‘There are no colours,’ said Anita
The street was monochrome, its houses a sequence of black and white snapshots pasted in a photo album. Trees stretched out their bare grey branches to tap her shoulder. She shivered.
‘It’s February,’ said Stephen, as if this should explain everything. His key scraped in the lock and loose flakes of paint drifted onto cracked paving. Together they lurched into the gloomy hallway.
There was no colour in the bedroom either. Utility furniture blended into sepia walls; twin beds squatted under frayed, faded cotton. In contrast Anita glowed like a beacon. With a practised flick of his finger and thumb Stephen spun her free from her silk cocoon. He gathered her vibrant warmth into his embrace and considered himself the luckiest man alive. They had been married a month: the time it had taken for their passage from India and to find a house near Stephen’s new job. They had been together every moment, indulging in a feast of intimacy. Anita treasured the feel of his skin beneath his corduroy jacket, the touch of his lips on her neck. When he went back to work she knew she would feel quite limbless, as if her arms had been wrenched off.
‘You’ll soon meet people,’ he reassured her, ‘The days will fly past.’
But in those first few February weeks the days flew only because they were so short, because dusk settled early. The doors of the other houses remained firmly shut and if she passed her neighbours in the street their shoulders seemed to shift against her. There was a sourness in the air; sometimes, despite the cold, she found the milk curdled on the step.
Stephen tried to cheer her up. First to arrive from the proceeds of his pay cheque was a double divan with a crimson satin eiderdown. Next, two men in overalls appeared with a vast bulky box which they tugged and shoved across the threshold. White and shining, it loomed monstrously in the kitchen. It swallowed the corner between table and sink and gobbled up the contents of their store cupboards.
‘Whatever is it?’
‘The very latest technology,’ he said proudly. ‘A refrigerator.’

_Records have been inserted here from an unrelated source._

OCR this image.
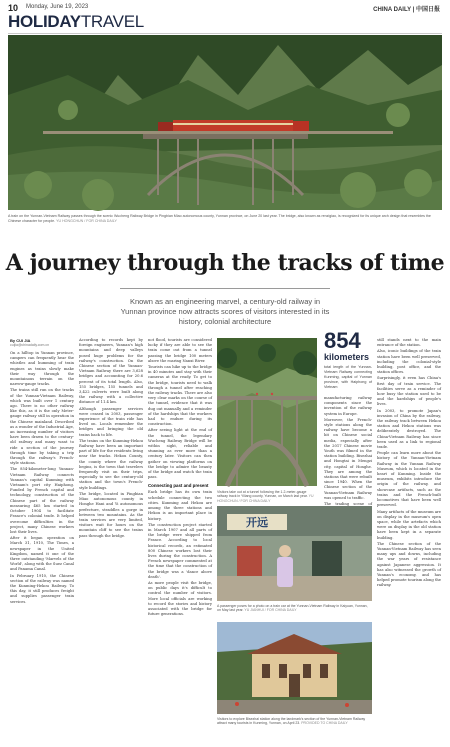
10 Monday, June 19, 2023	CHINA DAILY | 中国日报
HOLIDAYTRAVEL
A train on the Yunnan-Vietnam Railway passes through the scenic Wucheng Railway Bridge in Pingbian Miao autonomous county, Yunnan province, on June 20 last year. The bridge, also known as renzigiao, is recognized for its unique arch design that resembles the Chinese character for people. YU HONGCHUN / FOR CHINA DAILY
A journey through the tracks of time
Known as an engineering marvel, a century-old railway in Yunnan province now attracts scores of visitors interested in its history, colonial architecture

By CUI JIA

cuijia@chinadaily.com.cn

On a hilltop in Yunnan province, campers can frequently hear the whistles and humming of train engines as trains slowly make their way through the mountainous terrain on the narrow-gauge tracks.

The trains still run on the tracks of the Yunnan-Vietnam Railway, which was built over 1 century ago. There is no other railway like this, as it is the only Meter-gauge railway still in operation in the Chinese mainland. Described as a wonder of the Industrial Age, an increasing number of visitors have been drawn to the century-old railway and many want to ride a section of the journey through time by taking a trip through the railway's French-style stations.

The 854-kilometer-long Yunnan-Vietnam Railway connects Yunnan's capital Kunming with Vietnam's port city Haiphong. Funded by French capital and technology, construction of the Chinese part of the railway measuring 465 km started in October 1904 to facilitate France's colonial trade. It helped overcome difficulties in the project, many Chinese workers lost their lives.

After it began operation on March 31, 1910, The Times, a newspaper in the United Kingdom, named it one of the three outstanding 'Marvels of the World', along with the Suez Canal and Panama Canal.

In February 1910, the Chinese section of the railway was named the Kunming-Hekou Railway. To this day, it still produces freight and supplies passenger train services.

According to records kept by foreign engineers, Yunnan's high mountains and deep valleys posed huge problems for the railway's construction. On the Chinese section of the Yunnan-Vietnam Railway there are 3,628 bridges and accounting for 20.6 percent of its total length. Also, 155 bridges, 155 tunnels and 3,422 culverts were built along the railway with a collective distance of 11.4 km.

Although passenger services were ceased in 2003, passenger experience of the train ride has lived on. Locals remember the bridges and bringing the old trains back to life.

The trains on the Kunming-Hekou Railway have been an important part of life for the residents living near the tracks. Hekou County, the county where the railway begins, is the town that travelers frequently visit on their trips, especially to see the century-old station and the town's French-style buildings.

The bridge, located in Pingbian Miao autonomous county in Honghe Hani and Yi autonomous prefecture, straddles a gorge in between two mountains. As the train services are very limited, visitors wait for hours on the mountain cliff to see the trains pass through the bridge.

not flood, tourists are considered lucky if they are able to see the train come out from a tunnel passing the bridge 100 meters above the roaring Nanxi River.

Tourists can hike up to the bridge in 40 minutes and stay with their cameras at the ready. To get to the bridge, tourists need to walk through a tunnel after reaching the railway tracks. There are also very clear marks on the course of the tunnel, evidence that it was dug out manually and a reminder of the hardships that the workers had to endure during its construction.

After seeing light at the end of the tunnel, the legendary Wucheng Railway Bridge will be within sight, reliable and stunning as ever more than a century later. Visitors can then gather on viewing platforms on the bridge to admire the beauty of the bridge and watch the train pass.

Connecting past and present

Each bridge has its own train schedule connecting the two cities. Kunming and Hekou are among the three stations and Hekou is an important place in history.

The construction project started in March 1907 and all parts of the bridge were shipped from France. According to local historical records, an estimated 800 Chinese workers lost their lives during the construction. A French newspaper commented at the time that the construction of the bridge was a 'dance above death'.

As more people visit the bridge, on public days it's difficult to control the number of visitors. More local officials are working to record the stories and history associated with the bridge for future generations.

Visitors take out at a tunnel following the 1.2-meter-gauge railway track in Yiliang county, Yunnan, on March last year. YU HONGCHUN / FOR CHINA DAILY

854

kilometers

total length of the Yunnan-Vietnam Railway connecting Kunming, capital of Yunnan province, with Haiphong of Vietnam

manufacturing railway components since the invention of the railway system in Europe.

Moreover, the French-style stations along the railway have become a hit on Chinese social media, especially after the 2017 Chinese movie Youth was filmed in the station building. Bisezhai and Hongtai in Mengzi city, capital of Honghe. They are among the stations that were rebuilt since 1940. When the Chinese section of the Yunnan-Vietnam Railway was opened to traffic.

The trading scene of

开远
A passenger poses for a photo on a train car at the Yunnan-Vietnam Railway in Kaiyuan, Yunnan, on May last year. YU JIANHUI / FOR CHINA DAILY
Visitors to explore Bisezhai station along the landmark's section of the Yunnan-Vietnam Railway attract many tourists in Kunming, Yunnan, on April 23. PROVIDED TO CHINA DAILY

still stands next to the main entrance of the station.

Also, iconic buildings of the train station have been well preserved, including the colonial-style building, post office, and the station offices.

Surprisingly, it even has China's first day of train service. The facilities serve as a reminder of how busy the station used to be and the hardships of people's lives.

In 2003, to promote Japan's invasion of China by the railway, the railway track between Hekou station and Hekou stations was deliberately destroyed. The China-Vietnam Railway has since been used as a link to regional trade.

People can learn more about the history of the Yunnan-Vietnam Railway in the Yunnan Railway Museum, which is located in the heart of Kunming. Inside the museum, exhibits introduce the origin of the railway, and showcase artifacts, such as the trains and the French-built locomotives that have been well preserved.

Many artifacts of the museum are on display in the museum's open space, while the artefacts which were on display in the old station have been kept in a separate building.

The Chinese section of the Yunnan-Vietnam Railway has seen many ups and downs, including the war years of resistance against Japanese aggression. It has also witnessed the growth of Yunnan's economy, and has helped promote tourism along the railway.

She draped her arms around his neck. ‘I suppose you think if you buy me a machine that hums I can pretend I’m not alone.’
In the beginning her passion for Stephen had filled the space left by family and friends, by noise and chatter, by slow savoury meals and the gleeful laughter of children. Now the blankness was creeping up on her, the hours of repetitive household tasks, the quiet isolation.
She invited the woman next door for tea and a demonstration of the ice-box. Joan’s tight perm bobbed around her small pale eyes; her rabbit teeth clicked against the edge of the teacup. ‘Well it looks very advanced,’ she said. ‘But I’m sure a contraption like that is more use in a country like yours than over here.’
By now, with the spring, tints were starting to creep back into the road. Gaudy daffodils and flaming tulips clashed in tubs and borders; white waves of blossom foamed on the plum tree in their back garden. Anita took this as a sign. She bought a can of paint from the chandler’s and painted their peeling front door an intense cherry red.
‘Gracious me,’ said Joan. ‘I hope you’ve asked the landlord’s permission.’
Anita, crestfallen, hid behind her cherry door and hesitated to go out except for essentials.
Stephen had expected his new bride to be entirely mistress of her world: to test recipes or arrange flowers, to go to coffee mornings or whist drives. He was bewildered to see her retreat into the shadowy recesses of their home and tried to think of ways to counter her loneliness. Cycling home one evening through a forest of telegraph poles, inspiration came to him: he would install a telephone. Already he could imagine her rich disembodied voice in his ear.